No one really knows yet what generative video models are useful for, but that hasn't stopped corporations like Runway, OpenAI and Meta from pouring hundreds of thousands into their development. Meta's latest version is named Movie Genand true to its name, it turns text prompts into relatively realistic videos with sound… but luckily still without voice. And properly, they don't announce this publicly.
Movie Gen is definitely a set (or “solid” as they call it) of basic models, the biggest of which is the text-to-video part. Meta claims it's outperforming games like Runway's Gen3, LumaLabs' latest, and Kling1.5, although something like this at all times shows they're playing the identical game relatively than Movie Gen winning. The technical details may be present in the paper published by Meta, which describes all of the components.
The sound is generated to match the content of the video, for instance by adding engine sounds that correspond to the movements of the automotive, or the sound of a waterfall within the background, or a clap of thunder in the midst of the video if crucial. Music is even added if that seems relevant.
It was trained on “a mix of licensed and publicly available datasets” which they described as “proprietary/commercially sensitive” and declined to supply further details about them. We can only assume that there are a number of Instagram and Facebook videos, in addition to some partner content and plenty of others which can be poorly protected against scrapers – aka “publicly available”.
However, what Meta is clearly aiming for here shouldn’t be simply to take the “state-of-the-art” crown for a month or two, but a practical, soup-to-nuts approach that takes a quite simple approach Solution a solid final product may be produced using natural language prompt. Things like, “Imagine me as a baker making a shiny hippopotamus cake in a thunderstorm.”
For example, one sticking point with these video generators was how difficult they typically are to edit. If you ask for a video of somebody walking across the road after which realize that you just want the person to walk right to left as a substitute of left to right, there's a very good probability the complete shot will look different if repeat the prompt with this extra instruction. Meta adds an easy, text-based editing method where you’ll be able to just say, “Change the background to a busy intersection” or “Change her clothes to a red dress,” and it’s going to attempt to make that change, but that change .
Camera movement can be commonly understood, with things like “camera movement” and “pan left” taken into consideration when creating the video. This remains to be pretty awkward in comparison with real camera controls, but significantly better than nothing.
The limitations of the model are a bit strange. It produces videos which can be 768 pixels wide, a dimension most know from the famous but outdated 1024Ă—768, but which can be thrice larger than 256, making it well compatible with other HD formats. The Movie Gen system upscales this to 1080p, which is the source of the claim that it produces this resolution. Not really true, but we'll let it pass because upscaling is surprisingly effective.
Oddly enough, it produces as much as 16 seconds of video… at 16 frames per second, a frame rate that nobody in history has wanted or desired. However, it’s also possible to record 10 seconds of video at 24 FPS. Lead with it!
As for why there's no voice acting… well, there's probably two reasons for that. First of all, it's super hard. Producing speech is now easy, but matching it to lip movements and people lips to facial movements is a way more complicated matter. I can't blame them for leaving this until later because it could be a mistake from the primary minute. Someone might say, “Create a clown reciting the Gettysburg Address while riding in circles on a tiny bicycle” — a nightmare that quickly goes viral.

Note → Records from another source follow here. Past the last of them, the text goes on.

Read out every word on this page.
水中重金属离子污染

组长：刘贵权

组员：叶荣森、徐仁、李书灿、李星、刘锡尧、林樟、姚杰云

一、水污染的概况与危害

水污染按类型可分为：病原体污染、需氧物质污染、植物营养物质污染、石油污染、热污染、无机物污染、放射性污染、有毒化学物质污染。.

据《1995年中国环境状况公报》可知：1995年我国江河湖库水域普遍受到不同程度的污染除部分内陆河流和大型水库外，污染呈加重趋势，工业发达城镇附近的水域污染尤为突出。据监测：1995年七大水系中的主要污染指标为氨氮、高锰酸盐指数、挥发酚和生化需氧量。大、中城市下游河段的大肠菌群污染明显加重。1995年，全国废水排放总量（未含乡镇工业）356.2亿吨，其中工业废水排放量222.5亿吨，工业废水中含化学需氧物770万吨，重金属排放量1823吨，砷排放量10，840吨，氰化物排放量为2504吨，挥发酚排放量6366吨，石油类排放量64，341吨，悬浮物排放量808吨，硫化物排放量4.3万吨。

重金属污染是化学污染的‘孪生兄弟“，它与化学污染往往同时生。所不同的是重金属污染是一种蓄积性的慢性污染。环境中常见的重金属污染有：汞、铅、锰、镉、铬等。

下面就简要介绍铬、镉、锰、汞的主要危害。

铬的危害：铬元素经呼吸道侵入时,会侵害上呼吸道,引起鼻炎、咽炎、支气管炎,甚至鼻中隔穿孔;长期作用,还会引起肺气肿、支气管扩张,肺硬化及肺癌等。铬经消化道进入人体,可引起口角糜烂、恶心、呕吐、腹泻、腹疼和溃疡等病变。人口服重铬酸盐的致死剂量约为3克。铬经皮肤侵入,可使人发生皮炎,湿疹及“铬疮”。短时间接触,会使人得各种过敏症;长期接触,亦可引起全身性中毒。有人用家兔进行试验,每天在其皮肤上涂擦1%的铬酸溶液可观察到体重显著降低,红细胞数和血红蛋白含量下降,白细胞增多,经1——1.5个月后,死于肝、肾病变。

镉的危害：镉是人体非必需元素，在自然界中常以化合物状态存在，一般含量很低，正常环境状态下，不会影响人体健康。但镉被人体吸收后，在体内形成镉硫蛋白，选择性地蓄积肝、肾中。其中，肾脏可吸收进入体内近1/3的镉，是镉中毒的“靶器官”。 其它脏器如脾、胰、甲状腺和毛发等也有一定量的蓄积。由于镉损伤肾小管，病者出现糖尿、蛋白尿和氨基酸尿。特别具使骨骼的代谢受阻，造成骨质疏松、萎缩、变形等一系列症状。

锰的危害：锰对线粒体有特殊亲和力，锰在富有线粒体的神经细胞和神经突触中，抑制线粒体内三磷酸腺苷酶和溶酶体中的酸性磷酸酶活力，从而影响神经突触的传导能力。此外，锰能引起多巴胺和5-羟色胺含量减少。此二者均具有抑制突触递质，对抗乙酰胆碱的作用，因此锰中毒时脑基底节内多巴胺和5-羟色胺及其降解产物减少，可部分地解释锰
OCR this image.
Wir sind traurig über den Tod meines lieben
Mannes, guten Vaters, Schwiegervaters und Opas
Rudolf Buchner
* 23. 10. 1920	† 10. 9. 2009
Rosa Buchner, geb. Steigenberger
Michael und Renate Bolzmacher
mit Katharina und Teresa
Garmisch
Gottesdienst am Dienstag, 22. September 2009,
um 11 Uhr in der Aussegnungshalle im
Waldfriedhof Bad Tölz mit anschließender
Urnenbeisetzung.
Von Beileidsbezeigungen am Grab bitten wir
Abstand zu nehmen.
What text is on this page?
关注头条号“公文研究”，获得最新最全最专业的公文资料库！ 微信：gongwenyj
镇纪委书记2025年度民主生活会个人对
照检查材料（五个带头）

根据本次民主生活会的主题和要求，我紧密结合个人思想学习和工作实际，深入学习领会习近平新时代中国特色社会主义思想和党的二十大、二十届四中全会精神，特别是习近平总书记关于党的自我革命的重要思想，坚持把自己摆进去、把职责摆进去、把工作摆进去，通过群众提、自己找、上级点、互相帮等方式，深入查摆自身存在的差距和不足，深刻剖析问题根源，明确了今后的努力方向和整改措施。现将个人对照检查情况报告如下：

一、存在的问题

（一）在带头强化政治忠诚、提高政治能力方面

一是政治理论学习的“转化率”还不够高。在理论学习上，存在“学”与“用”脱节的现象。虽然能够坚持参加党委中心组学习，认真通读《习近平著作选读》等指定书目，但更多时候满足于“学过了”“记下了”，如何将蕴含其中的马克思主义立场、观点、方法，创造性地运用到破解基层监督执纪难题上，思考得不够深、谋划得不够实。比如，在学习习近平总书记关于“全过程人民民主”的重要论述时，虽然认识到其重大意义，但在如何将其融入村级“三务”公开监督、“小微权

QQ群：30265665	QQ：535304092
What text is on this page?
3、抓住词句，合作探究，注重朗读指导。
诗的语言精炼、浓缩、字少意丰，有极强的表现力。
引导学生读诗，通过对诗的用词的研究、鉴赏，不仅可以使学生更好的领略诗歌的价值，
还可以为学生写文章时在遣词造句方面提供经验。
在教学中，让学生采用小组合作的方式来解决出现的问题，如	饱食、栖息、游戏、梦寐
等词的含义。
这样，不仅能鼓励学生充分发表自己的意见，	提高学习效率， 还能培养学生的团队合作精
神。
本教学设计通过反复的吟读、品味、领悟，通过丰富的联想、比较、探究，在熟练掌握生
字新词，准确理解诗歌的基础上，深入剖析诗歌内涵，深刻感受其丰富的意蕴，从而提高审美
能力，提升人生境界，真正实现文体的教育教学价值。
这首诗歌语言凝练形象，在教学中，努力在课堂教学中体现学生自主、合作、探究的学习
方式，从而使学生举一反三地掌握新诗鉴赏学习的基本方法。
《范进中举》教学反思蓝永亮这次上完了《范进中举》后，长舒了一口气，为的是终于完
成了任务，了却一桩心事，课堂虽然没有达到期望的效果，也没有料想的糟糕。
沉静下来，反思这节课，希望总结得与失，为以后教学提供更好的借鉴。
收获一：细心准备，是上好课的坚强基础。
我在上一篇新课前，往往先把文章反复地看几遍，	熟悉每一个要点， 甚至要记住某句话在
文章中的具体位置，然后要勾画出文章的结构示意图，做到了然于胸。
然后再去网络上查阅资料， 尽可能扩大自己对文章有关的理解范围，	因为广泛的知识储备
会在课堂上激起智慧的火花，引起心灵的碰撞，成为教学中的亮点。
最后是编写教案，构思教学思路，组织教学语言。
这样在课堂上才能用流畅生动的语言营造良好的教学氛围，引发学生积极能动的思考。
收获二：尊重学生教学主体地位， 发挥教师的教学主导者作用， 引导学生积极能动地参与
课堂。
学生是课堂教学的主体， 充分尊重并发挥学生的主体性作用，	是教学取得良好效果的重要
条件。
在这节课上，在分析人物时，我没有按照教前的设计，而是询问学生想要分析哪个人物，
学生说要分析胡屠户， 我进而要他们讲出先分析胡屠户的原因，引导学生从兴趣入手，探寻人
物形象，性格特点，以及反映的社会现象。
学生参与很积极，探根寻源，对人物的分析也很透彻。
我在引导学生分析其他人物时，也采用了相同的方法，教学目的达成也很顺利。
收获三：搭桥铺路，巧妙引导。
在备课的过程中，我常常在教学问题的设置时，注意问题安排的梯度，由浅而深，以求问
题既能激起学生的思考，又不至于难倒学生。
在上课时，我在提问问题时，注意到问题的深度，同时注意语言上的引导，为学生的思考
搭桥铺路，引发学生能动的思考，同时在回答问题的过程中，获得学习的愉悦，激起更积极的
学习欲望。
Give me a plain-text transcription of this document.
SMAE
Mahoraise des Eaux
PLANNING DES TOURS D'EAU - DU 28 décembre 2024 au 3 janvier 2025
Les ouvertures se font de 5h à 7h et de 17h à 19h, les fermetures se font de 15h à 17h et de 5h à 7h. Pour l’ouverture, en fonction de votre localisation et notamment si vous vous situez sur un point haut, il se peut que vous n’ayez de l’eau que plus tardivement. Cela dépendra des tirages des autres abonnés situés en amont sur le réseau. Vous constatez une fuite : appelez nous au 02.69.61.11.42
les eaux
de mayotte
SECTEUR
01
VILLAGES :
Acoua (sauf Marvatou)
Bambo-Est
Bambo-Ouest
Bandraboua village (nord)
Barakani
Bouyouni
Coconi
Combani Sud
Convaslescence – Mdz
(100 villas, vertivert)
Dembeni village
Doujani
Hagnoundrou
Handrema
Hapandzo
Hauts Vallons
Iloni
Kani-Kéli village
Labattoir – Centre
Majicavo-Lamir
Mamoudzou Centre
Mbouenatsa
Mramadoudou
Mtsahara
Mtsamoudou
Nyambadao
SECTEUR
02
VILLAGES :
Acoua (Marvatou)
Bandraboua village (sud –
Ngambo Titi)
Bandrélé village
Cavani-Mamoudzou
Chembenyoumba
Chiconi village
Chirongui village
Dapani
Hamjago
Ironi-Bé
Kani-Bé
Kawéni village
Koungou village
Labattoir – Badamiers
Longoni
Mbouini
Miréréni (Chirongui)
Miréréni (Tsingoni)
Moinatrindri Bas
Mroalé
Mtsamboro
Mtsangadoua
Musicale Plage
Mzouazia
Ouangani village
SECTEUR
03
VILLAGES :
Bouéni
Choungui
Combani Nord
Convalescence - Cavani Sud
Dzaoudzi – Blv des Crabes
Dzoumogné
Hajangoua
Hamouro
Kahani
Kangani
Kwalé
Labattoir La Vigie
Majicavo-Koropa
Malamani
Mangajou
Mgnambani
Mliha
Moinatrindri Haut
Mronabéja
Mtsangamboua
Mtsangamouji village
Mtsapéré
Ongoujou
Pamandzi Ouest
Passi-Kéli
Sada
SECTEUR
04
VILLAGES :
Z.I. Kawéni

The second reason might be political: releasing something like a deepfake generator a month before a giant election is… not the most effective for optics. A practical preventive step is to limit its capabilities a bit in order that if malicious actors try to use it, it could require real work on their part. You could definitely mix this generative model with a speech generator and an open lip synchronization model, but you’ll be able to't just use it to create a candidate that makes wild claims.
“Movie Gen is currently a pure AI research concept, and even at this early stage, safety is a top priority, as has been the case with all of our generative AI technologies,” a Meta representative responded to TechCrunch’s questions.
Unlike, for instance, the massive Llama language models, Movie Gen won’t be publicly available. You can reproduce the techniques to some extent by following the research paper, however the code shouldn’t be published aside from the “underlying evaluation prompts dataset,” which is the record of the prompts used to create the test videos.